Re: [PATCH 3/3] vmscan: Force kswapd to take notice faster when high-order watermarks are being hit

From: KOSAKI Motohiro
Date: Tue Oct 27 2009 - 23:54:16 EST


> On Tue, 27 Oct 2009 13:40:33 +0000
> Mel Gorman <mel@xxxxxxxxx> wrote:
>
> > When a high-order allocation fails, kswapd is kicked so that it reclaims
> > at a higher-order to avoid direct reclaimers stall and to help GFP_ATOMIC
> > allocations. Something has changed in recent kernels that affect the timing
> > where high-order GFP_ATOMIC allocations are now failing with more frequency,
> > particularly under pressure. This patch forces kswapd to notice sooner that
> > high-order allocations are occuring.
>
> "something has changed"? Shouldn't we find out what that is?

if kswapd_max_order was changed, kswapd quickly change its own reclaim
order.

old:
1. happen order-0 allocation
2. kick kswapd
3. happen high-order allocation
4. change kswapd_max_order, but kswapd continue order-0 reclaim.
5. kswapd end order-0 reclaim and exit balance_pgdat
6. kswapd() restart balance_pdgat() with high-order

new:
1. happen order-0 allocation
2. kick kswapd
3. happen high-order allocation
4. change kswapd_max_order
5. kswapd notice it and quickly exit balance_pgdat()
6. kswapd() restart balance_pdgat() with high-order

>
> > ---
> > mm/vmscan.c | 9 +++++++++
> > 1 files changed, 9 insertions(+), 0 deletions(-)
> >
> > diff --git a/mm/vmscan.c b/mm/vmscan.c
> > index 64e4388..7eceb02 100644
> > --- a/mm/vmscan.c
> > +++ b/mm/vmscan.c
> > @@ -2016,6 +2016,15 @@ loop_again:
> > priority != DEF_PRIORITY)
> > continue;
> >
> > + /*
> > + * Exit the function now and have kswapd start over
> > + * if it is known that higher orders are required
> > + */
> > + if (pgdat->kswapd_max_order > order) {
> > + all_zones_ok = 1;
> > + goto out;
> > + }
> > +
> > if (!zone_watermark_ok(zone, order,
> > high_wmark_pages(zone), end_zone, 0))
> > all_zones_ok = 0;
>
> So this handles the case where some concurrent thread or interrupt
> increases pgdat->kswapd_max_order while kswapd was running
> balance_pgdat(), yes?

Yes.

> Does that actually happen much? Enough for this patch to make any
> useful difference?

In typical use-case, it doesn't have so much improvement. However some
driver use high-order allocation on interrupt context.
It mean we need quickly reclaim before GFP_ATOMIC allocation failure.
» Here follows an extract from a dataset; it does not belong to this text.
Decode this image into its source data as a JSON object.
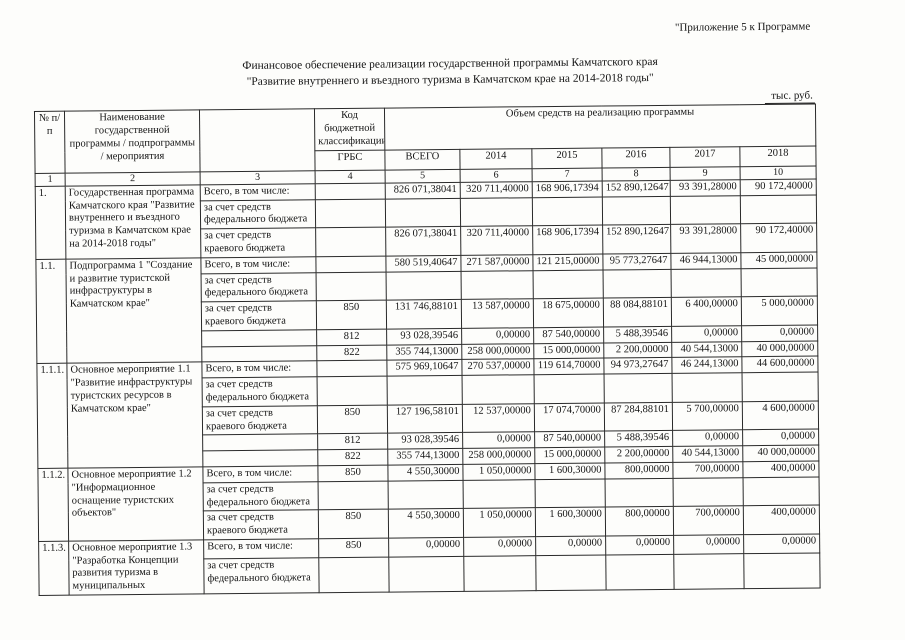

I agree these driver is ill. but...
We can't ignore enduser bug report.


>
> If one where to whack a printk in that `if' block, how often would it
> trigger, and under what circumstances?
>
>
> If the -stable maintainers were to ask me "why did you send this" then
> right now my answer would have to be "I have no idea". Help.